Gravity gradiometry has varying levels of sophistication to measure different axes of acceleration, which depends on how many independent measuring gradiometer or accelerometer units are incorporated into a device. All gradiometers, however, take the data produced and compare it to a standard quantity to determine the rate of change or gradient slope that exists. Gravity gradiometer technology is already in use in space in the Gravity field and steady-state Ocean Circulation Explorer (GOCE), which was launched by the European Space Agency (ESA) into low-Earth orbit in 2009.
The GOCE craft orbits in the outer atmosphere at a height of 162 miles (260 kilometers) to increase the resolution of the gradiometers on board, where it studies the behavior of ocean currents and volcanic activity. As of 2009, researchers at the University of Twente in the Netherlands are designing a miniature version of gradiometer based on similar principles, which would weigh just 35 ounces (one kilogram) and could be added to space probes sent to explore the solar system. Two spring-loaded masses suspended by springs would measure comparable variations in gravitational pull to the picometer scale, or one-trillionth of a meter. These gradiometers could resolve subsurface moon features 124 miles (200 kilometers) in diameter or smaller.
Radio wave gradiometers, originally used in the mining industry as handheld units, were adapted in 2004 to fly on UAV aircraft around 200 feet (61 meters) above the ground. They broadcast a radio wave and detect reflections of the wave back that are altered by the presence of metal conductors under the surface or hollow structures. The original radio wave is filtered out as a sort of noise by the detectors, which makes it possible to see the much weaker variations in the wave due to gradient differences underground. The US government has continued to sponsor the use and development of such radio gradiometer systems with ongoing field tests as of 2007 and 2008.

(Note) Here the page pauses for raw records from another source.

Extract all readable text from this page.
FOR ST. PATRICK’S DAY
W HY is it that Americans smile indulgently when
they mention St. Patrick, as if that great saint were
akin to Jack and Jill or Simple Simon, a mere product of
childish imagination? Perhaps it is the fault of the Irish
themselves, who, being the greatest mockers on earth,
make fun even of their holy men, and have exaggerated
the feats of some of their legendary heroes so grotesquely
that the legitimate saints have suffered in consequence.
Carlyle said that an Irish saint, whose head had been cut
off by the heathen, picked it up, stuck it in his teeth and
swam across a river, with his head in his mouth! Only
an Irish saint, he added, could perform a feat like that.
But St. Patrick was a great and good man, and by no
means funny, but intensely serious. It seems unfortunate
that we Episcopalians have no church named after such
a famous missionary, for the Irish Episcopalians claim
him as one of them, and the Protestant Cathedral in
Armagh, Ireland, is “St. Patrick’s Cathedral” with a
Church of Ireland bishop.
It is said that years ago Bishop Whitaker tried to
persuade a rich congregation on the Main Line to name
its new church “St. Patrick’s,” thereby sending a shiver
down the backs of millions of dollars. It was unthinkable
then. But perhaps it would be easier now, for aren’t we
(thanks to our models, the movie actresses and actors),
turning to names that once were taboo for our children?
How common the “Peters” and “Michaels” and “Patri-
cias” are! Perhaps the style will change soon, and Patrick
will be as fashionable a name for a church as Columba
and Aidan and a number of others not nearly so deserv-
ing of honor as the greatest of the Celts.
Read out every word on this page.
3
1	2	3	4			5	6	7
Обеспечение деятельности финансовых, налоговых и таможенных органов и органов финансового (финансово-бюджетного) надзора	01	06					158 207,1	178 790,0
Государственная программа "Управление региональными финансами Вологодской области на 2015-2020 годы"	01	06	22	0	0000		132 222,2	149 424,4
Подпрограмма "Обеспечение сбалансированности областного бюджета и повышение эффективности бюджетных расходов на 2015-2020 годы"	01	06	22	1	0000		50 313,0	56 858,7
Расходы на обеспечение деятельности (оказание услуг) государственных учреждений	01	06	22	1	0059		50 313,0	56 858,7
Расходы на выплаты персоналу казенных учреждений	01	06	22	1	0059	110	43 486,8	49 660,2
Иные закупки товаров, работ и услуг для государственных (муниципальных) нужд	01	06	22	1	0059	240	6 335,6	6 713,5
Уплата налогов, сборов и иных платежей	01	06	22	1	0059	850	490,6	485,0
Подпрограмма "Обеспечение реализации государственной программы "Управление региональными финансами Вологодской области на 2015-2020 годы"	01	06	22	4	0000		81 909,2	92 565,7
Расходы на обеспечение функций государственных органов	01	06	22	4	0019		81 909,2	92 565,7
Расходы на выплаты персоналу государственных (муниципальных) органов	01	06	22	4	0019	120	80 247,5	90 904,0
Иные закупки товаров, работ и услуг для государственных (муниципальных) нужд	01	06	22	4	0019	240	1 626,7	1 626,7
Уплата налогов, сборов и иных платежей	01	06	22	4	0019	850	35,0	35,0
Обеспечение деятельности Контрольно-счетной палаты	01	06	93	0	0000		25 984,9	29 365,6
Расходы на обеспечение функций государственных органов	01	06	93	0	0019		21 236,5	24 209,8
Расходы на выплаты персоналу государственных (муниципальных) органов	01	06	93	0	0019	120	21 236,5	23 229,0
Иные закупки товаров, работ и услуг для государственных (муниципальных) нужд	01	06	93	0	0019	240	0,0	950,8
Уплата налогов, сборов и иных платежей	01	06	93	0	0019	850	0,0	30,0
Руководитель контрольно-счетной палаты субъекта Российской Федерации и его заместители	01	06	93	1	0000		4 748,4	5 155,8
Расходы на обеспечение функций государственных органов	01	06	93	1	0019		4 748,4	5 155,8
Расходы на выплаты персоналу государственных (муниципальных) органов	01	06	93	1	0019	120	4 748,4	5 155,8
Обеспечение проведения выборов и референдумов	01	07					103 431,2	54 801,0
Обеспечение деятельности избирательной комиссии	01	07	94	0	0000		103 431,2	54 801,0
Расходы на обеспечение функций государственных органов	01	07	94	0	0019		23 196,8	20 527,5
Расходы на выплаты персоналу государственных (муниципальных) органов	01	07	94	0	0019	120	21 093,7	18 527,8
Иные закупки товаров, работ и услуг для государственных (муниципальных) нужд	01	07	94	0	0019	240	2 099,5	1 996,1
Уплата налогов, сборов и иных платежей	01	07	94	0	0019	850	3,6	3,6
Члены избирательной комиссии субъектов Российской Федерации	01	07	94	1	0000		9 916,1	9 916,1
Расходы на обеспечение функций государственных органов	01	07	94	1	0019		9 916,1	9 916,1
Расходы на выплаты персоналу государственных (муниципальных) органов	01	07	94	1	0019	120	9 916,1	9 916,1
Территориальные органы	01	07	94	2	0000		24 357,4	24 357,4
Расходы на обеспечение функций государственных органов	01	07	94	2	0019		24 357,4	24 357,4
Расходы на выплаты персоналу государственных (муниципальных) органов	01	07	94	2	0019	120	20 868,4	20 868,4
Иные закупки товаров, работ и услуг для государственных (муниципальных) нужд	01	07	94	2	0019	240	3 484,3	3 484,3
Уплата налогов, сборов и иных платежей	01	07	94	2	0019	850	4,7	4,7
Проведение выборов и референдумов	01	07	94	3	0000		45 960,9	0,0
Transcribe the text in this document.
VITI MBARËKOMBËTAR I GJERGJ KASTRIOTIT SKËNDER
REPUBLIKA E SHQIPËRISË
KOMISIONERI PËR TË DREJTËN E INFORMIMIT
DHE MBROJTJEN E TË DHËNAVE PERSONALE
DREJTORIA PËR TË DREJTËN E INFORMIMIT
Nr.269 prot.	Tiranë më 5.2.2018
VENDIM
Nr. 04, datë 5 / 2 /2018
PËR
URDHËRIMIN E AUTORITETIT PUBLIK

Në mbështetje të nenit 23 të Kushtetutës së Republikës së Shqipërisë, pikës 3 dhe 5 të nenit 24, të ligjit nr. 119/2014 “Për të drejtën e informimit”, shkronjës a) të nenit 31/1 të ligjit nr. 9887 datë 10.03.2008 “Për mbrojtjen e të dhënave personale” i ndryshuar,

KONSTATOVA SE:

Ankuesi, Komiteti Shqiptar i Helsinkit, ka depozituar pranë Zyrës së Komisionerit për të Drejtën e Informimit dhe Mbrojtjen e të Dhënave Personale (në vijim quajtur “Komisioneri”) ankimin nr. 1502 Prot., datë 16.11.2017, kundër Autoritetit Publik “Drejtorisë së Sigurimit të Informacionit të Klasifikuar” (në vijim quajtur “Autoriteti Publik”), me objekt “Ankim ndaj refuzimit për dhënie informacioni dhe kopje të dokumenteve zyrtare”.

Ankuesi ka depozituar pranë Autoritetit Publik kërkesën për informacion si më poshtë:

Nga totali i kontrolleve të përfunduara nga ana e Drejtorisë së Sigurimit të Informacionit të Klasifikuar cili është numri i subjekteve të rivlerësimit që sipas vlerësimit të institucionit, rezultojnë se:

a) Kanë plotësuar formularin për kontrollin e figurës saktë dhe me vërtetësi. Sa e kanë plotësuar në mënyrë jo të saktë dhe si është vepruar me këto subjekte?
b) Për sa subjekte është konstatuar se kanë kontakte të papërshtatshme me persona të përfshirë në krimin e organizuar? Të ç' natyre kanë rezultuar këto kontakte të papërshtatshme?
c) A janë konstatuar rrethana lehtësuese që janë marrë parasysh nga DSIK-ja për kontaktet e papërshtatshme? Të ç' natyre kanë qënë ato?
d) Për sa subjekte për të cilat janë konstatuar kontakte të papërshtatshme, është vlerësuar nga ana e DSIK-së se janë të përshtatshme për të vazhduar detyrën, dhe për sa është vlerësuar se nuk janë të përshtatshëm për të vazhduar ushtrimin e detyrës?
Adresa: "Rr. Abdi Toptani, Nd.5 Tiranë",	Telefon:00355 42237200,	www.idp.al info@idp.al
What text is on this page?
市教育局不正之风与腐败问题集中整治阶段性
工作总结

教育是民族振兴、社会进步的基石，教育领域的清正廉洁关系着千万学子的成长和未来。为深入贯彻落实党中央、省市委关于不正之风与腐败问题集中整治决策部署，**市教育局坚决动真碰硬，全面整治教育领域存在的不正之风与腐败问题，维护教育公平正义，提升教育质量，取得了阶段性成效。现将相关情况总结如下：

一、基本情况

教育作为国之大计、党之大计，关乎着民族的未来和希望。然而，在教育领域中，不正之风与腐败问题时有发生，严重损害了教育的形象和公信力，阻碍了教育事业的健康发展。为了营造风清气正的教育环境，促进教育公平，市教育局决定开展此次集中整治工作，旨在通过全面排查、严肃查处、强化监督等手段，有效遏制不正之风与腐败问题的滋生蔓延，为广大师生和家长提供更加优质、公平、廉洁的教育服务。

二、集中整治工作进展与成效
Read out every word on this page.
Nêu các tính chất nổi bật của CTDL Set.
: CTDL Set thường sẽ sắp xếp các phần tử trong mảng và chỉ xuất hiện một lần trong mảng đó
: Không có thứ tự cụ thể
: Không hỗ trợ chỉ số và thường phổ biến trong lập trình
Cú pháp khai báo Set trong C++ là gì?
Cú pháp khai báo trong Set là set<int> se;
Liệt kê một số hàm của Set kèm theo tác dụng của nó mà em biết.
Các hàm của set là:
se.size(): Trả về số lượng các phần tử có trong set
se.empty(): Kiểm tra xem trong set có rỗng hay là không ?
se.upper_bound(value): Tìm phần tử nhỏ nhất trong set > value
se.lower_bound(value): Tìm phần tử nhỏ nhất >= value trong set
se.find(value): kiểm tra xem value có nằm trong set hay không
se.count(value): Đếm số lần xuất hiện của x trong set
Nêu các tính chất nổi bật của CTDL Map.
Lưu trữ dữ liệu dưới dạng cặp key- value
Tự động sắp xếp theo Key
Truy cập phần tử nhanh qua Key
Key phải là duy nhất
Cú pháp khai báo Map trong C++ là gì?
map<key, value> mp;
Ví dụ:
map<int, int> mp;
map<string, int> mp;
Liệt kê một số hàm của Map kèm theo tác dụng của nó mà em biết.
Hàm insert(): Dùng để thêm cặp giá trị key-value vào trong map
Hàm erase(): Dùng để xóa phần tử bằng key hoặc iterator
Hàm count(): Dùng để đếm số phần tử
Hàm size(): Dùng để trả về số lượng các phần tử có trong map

Another type of gradiometer is the magnetic gradiometer used in archeology and related fields. It demonstrates an ability to not be affected by fluctuations in the Earth's magnetic field caused by magnetic storms, and is used to locate very small anomalies near the surface which might indicate fossils or other deposits from ancient civilizations. The fluxgate gradiometer and cesium vapor sensor designs are used together to measure the magnetic field that the Earth imparts to buried walls, fired remains of objects, and so on over time. These readings are then compared to the Earth's background magnetic field to locate archeological features at shallow depths.